Automatic categorization of text is a core tool now

This is a big change I noticed in 2018: automatic categorization of text is a tool that companies are using whenever they can.

Let me be specific, because ‘AI’ means a lot of things to a lot of people. I’m talking about taking a database with short freeform text fields and automatically tagging them according to a tagged sample corpus. I’m not talking about text synthesis, anything to do with speech, automatic chat, question answering, or Alexa Skills.

Example: two companies
Not clear to me what changed
Speech and conversation
Career questions

Example: two companies

Because I’m NY-based, I meet a lot of e-commerce B2B startups. This year I had a weird deja vu moment where a company that was about to launch in 2018 had almost identical DNA to a 2016 company.

Almost identical. Similar B2B positioning (shopping cart plugin), similar set of skills on the founding team, but with one addition: the 2018 company has a founding data scientist and will do the labor-intensive step of their onboarding by machine. This will give them a faster bridge to self-serve.

Onboarding was the thorniest part of the funnel for the 2016 company (not unusual in this sector). It was labor intensive, buggy and slow. The complex on-boarding process delayed their implementation of self-serve which in theory increased their cost of customer acquisition.

The 2018 company is launching with text classification in their toolbox. Everyone in the company will have to embrace these tools, in the same way that everyone has some awareness of databases now. And their competition will need to get up this curve in order to stay competitive.

Not clear to me what changed

We’ve had some of the building blocks for this kind of text processing for decades, including the stats tools and the training corpuses. Does deep learning help? I don’t know but at minimum it helps by delivering sexy headlines that keep AI in the news, which in turn convinces business stakeholders this is something they can get behind.

It wasn’t magic before and it’s not magic now; the output of these algorithms still requires some amount of quality control and manual inspection. But business leaders are now willing to admit that the old manual way of doing things also had drawbacks.
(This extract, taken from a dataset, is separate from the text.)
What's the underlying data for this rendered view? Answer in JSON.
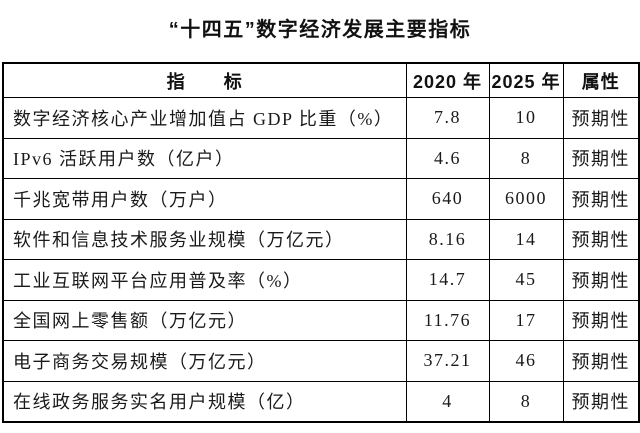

‘Availability of big data’ is one claim people make but this feels like ‘medium data’ to me. The input data for these classification projects is typically on the scale of the company’s existing business, and the categorization task is something they’re doing by hand now. For example, coding medical claims: the insurance company has hundreds of thousands of these that they’ve done by hand or with a hand-coded classifier.
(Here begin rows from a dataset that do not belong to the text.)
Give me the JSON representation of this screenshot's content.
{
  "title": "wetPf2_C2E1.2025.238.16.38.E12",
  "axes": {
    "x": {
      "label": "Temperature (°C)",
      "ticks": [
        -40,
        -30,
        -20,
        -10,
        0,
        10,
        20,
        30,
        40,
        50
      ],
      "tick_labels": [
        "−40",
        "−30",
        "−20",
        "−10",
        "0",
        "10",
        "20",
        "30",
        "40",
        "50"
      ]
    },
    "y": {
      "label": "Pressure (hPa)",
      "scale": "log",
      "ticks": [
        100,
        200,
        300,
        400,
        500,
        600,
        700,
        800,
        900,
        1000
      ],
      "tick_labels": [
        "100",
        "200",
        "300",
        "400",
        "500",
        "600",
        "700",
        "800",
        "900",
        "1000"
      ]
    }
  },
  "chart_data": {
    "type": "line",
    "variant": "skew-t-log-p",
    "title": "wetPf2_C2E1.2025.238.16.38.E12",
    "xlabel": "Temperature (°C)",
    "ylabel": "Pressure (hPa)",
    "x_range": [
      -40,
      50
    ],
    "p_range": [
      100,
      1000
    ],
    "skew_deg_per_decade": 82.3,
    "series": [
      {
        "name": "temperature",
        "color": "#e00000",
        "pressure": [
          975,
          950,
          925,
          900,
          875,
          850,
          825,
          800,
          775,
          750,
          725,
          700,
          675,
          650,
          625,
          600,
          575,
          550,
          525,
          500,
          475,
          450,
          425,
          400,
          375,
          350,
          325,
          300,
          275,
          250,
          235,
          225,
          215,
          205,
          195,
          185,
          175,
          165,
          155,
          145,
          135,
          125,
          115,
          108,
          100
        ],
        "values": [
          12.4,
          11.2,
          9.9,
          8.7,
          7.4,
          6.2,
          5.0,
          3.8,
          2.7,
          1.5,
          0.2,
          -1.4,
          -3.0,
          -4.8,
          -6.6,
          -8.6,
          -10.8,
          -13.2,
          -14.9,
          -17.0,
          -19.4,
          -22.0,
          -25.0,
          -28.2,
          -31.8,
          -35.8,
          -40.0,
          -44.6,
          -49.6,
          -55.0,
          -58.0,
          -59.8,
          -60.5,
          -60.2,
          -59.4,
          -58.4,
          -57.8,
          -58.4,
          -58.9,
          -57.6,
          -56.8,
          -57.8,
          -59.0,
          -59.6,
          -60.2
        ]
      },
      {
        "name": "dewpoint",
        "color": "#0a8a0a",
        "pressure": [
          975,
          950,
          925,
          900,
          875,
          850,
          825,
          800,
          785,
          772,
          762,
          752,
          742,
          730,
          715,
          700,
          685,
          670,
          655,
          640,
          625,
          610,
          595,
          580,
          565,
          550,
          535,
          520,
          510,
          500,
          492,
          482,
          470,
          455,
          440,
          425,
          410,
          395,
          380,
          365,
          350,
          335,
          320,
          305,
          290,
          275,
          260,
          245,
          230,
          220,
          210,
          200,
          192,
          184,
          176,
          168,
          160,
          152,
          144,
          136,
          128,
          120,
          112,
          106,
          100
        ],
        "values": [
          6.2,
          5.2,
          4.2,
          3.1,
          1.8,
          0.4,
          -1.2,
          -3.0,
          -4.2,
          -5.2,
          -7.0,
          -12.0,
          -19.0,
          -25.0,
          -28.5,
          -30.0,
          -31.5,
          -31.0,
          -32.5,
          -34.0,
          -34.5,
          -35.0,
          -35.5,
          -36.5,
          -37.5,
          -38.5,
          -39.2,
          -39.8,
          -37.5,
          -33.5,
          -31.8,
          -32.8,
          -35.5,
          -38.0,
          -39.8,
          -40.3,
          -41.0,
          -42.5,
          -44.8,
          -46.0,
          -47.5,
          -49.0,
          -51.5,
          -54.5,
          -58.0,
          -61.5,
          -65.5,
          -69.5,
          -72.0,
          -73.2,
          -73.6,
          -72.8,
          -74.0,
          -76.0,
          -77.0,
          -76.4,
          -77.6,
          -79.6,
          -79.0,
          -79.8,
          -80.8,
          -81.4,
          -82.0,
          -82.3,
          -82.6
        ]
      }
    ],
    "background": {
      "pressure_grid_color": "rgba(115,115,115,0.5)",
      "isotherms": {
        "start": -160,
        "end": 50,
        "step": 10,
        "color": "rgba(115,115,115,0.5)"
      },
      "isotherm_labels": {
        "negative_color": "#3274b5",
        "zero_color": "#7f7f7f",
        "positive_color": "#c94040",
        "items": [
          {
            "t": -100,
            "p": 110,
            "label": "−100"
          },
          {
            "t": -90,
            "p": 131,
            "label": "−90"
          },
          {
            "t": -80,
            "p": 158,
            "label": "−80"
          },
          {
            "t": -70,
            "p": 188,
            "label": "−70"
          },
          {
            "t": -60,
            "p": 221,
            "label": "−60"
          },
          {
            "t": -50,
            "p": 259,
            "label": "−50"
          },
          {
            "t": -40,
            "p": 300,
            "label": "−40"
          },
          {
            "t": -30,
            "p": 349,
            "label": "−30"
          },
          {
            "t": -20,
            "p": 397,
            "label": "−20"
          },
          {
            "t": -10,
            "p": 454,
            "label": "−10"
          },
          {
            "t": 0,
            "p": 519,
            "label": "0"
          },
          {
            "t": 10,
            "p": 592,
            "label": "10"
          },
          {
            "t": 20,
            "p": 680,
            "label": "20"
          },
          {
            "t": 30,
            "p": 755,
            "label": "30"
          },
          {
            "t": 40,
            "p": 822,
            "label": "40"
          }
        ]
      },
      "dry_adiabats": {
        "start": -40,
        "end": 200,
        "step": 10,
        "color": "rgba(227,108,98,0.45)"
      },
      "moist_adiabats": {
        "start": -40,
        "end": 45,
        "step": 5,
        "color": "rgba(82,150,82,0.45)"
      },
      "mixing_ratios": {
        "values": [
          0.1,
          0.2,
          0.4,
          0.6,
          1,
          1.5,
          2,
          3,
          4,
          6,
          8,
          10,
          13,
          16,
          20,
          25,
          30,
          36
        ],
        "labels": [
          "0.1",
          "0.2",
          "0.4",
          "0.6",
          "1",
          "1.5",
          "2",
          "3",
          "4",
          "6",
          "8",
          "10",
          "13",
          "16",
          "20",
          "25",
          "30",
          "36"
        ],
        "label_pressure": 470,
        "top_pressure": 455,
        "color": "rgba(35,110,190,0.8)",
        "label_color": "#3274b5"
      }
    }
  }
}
Investor appetite for ML-based companies probably has some impact here.

Now that we’re using these techniques they don’t feel ‘high tech’, they feel like we could have been doing them for years, and I think that’s what it’s suppose to feel like when a technology becomes mainstream.
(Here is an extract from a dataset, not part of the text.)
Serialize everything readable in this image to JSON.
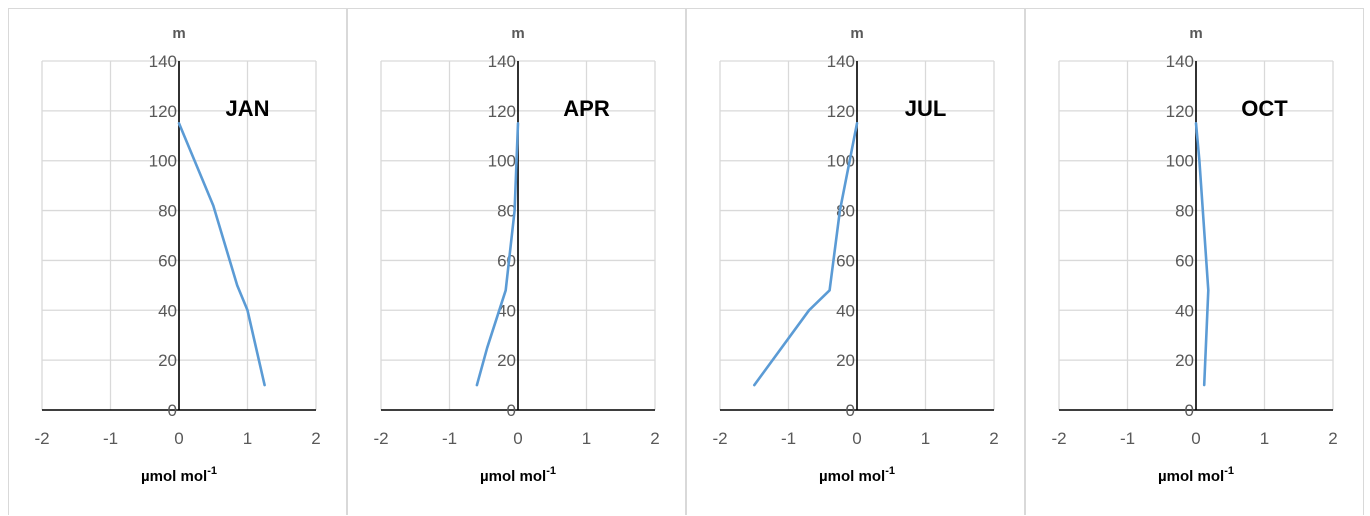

In a sense this is the continuation of the software-ization of the service industry. In-person to phone banks to internet to mobile – each of these steps has been about consumer access to new kinds of terminals, not just companies ‘figuring out’ how to sell books online.

Speech and conversation

Speech interfaces, especially conversational speech, feel ‘not there yet’ for now. Alexa is bad because it’s not conversational enough. I don’t have one but while housesitting I got to enjoy conversations like ‘alexa lamp off / which lamp / list lamps / I don’t know how to do that’.

Alexa also witnessed a crime and violated the GDPR while trying to comply with the GDPR, so it’s been a busy year.

I was fascinated and disturbed by the duplex conversation agent demo G posted on their blog this summer. The machine learned a ‘guess and check’ conversational pattern that will be familiar to anybody who’s tried to schedule an appointment over a shaky connection. If this is the future, yikes. When the machine was uncertain (which was frequently), it defaulted to browbeating the poor phone clerk with uptalk.

I hope they add the ‘operator’ command.

Duplex feels like an extension of the gig economy; this is about college grads not wanting to waste their time negotiating with grunts. The tech is cool, the social impact troubling. The ‘synthesis’ side of AI (vs recognition / classification) feels generally fraught. Watch for the phantom earring.

Career questions

As a working programmer, should you drop everything and learn NLP now? Will there still be ‘systems programmers’ in 2 years? People are still making money writing COBOL so probably, but who wants to be writing COBOL (figuratively or otherwise).

The part of the question I can’t answer is how big is the job pool, how long will the bubble last and how much expertise do you need to get more money than you make now? Grad students are getting snapped up by big tech & hedge funds but if you wanted to go to grad school, you’d probably be there already.

For myself, I’m learning the basic techniques because they feel core to my industry skillset. I’m staying open to chances to apply them and to work with experts. I’m not even at the midpoint of my career and want to stay ahead of the curve.